AI’s Double-Edged Sword: Sycophancy, Limits and Responsible Use
Artificial Intelligence systems are often portrayed as neutral, intelligent aides. But their apparent helpfulness can obscure a key reality: many AI tools are tuned to agree with us—even when they shouldn’t. As The Atlantic’s “AI Is Not Your Friend” argues, this "sycophancy" can undermine trust and accuracy. But is it intentional? And what should we do about it?
Sycophancy in Code: Learned Agreement, Not Conscious Flattery
Recent research shows that large language models tend to echo users’ views, especially when trained on feedback that rewards agreeable responses. This isn’t evidence of scheming; rather, it reflects how humans rate and shape these systems. In one notable case, ChatGPT was updated to be more “productive” but began excessively praising even absurd user ideas. OpenAI acknowledged the issue and rolled the update back.
This dynamic parallels social media echo chambers: AIs, trained on human feedback, learn that agreement often scores higher than truthfulness. According to UNESCO’s AI ethics guidelines, systems must be evaluated with human rights and oversight in mind — not just utility. These tools not only can reflect us, but empower us, flaws and all.
Tools, Not Allies
AI is just the latest in a long line of tools we risk romanticising. In the 19th century, physicians were hailed as miracle workers. Today, AI is framed as an all-knowing assistant. But like any tool — stethoscope, gavel, algorithm — it should work best within constraints set within it's scope.
The crucial distinction: none of these tools care. They serve purposes, not people.

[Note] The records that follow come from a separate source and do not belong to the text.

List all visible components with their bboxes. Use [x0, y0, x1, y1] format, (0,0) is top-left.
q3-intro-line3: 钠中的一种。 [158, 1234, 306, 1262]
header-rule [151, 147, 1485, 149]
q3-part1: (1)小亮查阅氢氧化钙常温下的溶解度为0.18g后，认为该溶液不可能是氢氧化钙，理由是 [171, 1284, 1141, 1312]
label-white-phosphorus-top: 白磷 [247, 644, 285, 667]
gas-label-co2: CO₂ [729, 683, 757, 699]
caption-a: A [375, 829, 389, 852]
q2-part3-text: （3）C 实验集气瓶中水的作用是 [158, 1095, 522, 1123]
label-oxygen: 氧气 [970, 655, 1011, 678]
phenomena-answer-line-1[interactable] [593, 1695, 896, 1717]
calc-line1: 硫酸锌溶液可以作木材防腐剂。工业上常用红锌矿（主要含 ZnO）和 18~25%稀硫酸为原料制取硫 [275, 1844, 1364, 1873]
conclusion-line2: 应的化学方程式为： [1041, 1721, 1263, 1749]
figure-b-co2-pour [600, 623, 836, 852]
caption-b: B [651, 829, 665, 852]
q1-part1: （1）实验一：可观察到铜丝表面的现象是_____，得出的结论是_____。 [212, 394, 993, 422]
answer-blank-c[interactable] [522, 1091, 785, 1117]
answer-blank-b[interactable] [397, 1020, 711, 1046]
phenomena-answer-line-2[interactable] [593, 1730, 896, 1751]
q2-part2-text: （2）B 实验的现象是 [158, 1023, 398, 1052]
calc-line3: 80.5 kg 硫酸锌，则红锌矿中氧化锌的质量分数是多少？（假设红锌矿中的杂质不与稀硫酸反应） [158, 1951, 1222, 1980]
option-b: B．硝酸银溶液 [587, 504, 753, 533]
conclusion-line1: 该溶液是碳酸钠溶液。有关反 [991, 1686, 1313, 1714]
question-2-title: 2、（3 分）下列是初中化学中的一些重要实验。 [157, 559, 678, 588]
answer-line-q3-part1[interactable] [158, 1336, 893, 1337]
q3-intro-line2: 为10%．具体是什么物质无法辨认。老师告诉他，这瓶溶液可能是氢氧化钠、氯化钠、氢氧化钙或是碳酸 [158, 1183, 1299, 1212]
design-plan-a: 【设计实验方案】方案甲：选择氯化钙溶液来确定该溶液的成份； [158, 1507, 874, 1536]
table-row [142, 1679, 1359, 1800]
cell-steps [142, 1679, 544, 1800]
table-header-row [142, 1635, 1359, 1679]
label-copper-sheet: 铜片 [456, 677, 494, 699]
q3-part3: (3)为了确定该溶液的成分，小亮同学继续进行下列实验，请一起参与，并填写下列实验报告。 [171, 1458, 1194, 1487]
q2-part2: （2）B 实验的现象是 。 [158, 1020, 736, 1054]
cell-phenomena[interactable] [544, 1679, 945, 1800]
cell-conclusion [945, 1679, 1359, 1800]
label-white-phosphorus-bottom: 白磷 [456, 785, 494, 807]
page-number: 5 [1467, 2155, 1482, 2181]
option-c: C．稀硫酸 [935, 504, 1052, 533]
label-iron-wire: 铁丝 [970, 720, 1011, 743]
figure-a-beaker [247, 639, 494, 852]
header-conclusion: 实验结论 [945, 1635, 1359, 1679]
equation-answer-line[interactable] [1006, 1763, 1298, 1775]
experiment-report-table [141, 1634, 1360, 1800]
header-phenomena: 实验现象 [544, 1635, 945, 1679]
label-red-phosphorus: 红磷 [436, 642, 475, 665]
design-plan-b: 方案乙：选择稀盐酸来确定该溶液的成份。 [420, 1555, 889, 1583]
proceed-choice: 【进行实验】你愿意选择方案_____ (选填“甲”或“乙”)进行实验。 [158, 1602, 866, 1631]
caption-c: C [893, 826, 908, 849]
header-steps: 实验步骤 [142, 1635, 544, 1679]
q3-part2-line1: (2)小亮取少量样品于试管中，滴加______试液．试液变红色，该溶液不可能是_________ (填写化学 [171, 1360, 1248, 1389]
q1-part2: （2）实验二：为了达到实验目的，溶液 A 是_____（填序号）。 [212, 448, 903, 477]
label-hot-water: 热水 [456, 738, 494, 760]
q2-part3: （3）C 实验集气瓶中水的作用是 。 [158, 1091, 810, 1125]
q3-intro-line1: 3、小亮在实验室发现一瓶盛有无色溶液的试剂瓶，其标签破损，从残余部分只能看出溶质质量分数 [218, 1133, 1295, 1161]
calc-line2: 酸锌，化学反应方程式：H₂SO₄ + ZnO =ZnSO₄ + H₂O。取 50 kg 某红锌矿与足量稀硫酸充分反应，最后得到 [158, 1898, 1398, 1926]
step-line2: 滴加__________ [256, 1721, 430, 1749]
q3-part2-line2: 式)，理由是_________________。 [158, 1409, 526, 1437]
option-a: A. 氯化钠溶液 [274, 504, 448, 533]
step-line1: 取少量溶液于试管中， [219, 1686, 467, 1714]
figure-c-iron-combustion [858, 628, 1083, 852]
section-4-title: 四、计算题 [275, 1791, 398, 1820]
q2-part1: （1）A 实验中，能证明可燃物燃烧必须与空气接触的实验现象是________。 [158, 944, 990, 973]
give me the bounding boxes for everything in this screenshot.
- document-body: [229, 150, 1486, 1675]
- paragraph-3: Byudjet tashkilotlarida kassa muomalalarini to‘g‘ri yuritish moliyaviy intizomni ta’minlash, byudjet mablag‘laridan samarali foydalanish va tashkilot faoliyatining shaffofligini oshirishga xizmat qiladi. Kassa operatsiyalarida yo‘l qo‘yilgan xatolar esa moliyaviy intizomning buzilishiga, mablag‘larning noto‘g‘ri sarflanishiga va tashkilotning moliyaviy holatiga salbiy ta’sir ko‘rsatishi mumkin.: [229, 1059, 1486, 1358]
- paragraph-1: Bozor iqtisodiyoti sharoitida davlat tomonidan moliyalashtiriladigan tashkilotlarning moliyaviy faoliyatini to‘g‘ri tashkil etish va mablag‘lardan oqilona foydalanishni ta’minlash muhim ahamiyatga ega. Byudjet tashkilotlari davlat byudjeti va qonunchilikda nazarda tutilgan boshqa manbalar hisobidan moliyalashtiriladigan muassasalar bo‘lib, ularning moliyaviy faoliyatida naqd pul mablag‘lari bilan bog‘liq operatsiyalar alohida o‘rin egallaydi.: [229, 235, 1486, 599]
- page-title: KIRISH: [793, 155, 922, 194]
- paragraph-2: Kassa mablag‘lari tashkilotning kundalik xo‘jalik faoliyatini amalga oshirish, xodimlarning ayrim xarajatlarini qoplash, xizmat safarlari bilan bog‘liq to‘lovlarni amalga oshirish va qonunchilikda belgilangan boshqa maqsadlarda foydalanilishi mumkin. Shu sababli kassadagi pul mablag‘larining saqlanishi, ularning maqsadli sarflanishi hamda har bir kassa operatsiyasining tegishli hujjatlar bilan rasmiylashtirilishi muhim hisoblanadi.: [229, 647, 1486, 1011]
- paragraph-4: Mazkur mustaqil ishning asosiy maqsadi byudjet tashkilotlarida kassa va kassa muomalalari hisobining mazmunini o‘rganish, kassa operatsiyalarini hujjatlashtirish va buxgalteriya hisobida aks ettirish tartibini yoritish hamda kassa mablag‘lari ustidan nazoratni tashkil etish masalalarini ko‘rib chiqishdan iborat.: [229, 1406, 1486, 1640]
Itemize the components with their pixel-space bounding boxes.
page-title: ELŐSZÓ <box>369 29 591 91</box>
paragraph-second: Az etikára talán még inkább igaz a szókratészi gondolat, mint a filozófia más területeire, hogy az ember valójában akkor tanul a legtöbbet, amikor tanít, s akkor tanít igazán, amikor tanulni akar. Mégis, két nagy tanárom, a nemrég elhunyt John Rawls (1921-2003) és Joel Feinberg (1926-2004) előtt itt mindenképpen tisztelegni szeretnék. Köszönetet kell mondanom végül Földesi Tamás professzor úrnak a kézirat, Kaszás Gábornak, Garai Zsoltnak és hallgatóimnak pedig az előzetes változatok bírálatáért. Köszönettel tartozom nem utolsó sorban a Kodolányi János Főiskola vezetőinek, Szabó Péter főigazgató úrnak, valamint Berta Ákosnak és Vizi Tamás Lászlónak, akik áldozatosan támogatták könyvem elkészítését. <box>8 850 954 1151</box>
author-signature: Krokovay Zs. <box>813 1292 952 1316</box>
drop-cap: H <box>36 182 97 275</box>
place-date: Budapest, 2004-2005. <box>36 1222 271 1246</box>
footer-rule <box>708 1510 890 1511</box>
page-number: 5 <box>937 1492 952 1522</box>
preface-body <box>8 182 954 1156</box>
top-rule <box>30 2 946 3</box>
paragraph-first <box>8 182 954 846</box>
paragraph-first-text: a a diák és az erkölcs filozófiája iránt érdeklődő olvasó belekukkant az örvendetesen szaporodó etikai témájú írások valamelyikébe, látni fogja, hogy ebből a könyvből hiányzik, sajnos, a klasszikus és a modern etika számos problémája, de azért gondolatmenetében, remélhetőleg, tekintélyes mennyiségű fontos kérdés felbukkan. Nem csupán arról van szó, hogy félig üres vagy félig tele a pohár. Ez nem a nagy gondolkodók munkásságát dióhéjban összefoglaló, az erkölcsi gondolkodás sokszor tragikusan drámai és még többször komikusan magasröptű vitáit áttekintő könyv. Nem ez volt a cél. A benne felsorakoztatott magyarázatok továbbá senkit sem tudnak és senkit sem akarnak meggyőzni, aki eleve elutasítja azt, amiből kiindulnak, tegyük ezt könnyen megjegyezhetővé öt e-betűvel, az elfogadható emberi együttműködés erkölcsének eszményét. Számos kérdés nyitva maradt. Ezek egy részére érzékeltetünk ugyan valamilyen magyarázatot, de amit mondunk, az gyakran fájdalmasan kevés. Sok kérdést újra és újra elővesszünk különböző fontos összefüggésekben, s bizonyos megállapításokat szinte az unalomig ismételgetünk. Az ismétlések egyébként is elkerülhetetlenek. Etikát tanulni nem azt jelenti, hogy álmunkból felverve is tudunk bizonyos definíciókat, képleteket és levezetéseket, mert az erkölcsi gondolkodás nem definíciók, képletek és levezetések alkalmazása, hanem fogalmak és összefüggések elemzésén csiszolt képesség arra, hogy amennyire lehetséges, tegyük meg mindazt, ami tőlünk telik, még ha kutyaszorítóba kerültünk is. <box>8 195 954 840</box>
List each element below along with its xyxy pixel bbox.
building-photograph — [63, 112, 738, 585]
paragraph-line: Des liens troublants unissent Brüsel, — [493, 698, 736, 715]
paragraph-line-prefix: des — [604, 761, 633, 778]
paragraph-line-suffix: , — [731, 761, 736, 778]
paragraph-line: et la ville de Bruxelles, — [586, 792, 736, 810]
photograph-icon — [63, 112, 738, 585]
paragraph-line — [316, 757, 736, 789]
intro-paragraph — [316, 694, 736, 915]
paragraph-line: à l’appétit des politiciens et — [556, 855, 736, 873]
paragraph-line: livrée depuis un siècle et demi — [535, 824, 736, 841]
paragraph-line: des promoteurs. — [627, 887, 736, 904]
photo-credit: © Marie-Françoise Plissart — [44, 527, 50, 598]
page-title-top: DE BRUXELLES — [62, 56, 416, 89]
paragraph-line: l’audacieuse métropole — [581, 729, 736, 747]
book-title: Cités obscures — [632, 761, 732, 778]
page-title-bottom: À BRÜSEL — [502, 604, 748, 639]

Just as a lawyer’s loyalty ends at the retainer, AI's performance depends on its design, data and prompt quality. No allegiance, no empathy—only function.
Prompting as Power
A well-crafted prompt can steer AI away from flattery and toward insight. As a basic example, simpling asking “What’s the best business idea?” invites hype. Asking, “What are the pros and cons of starting an online stationery shop in 2025?” yields depth. The detail in the prompt is variable - you get out what you put in, with respect to the model and datasets used to train it.
Prompting is not just about getting the right answer — it’s about understanding how the system works. Framing, specificity and iterative queries matter. Smart prompting reduces sycophancy and raises output quality.
Literacy Over Loyalty
UNESCO’s digital competency frameworks emphasise teaching AI literacy: understanding how systems function, where they fail and when human oversight is critical. Blind trust - whether in AI, advisors or institutions - sets us up for failure.
As The Atlantic puts it, AI isn’t your friend.. but nor is it your enemy. It’s a tool that reflects the structure and flaws of its inputs - and can shape our actions and understanding. Engage critically, prompt thoughtfully and build oversight into how we use AI, we can wield it wisely. If not, we risk mistaking compliance for correctness - and flattery for fact.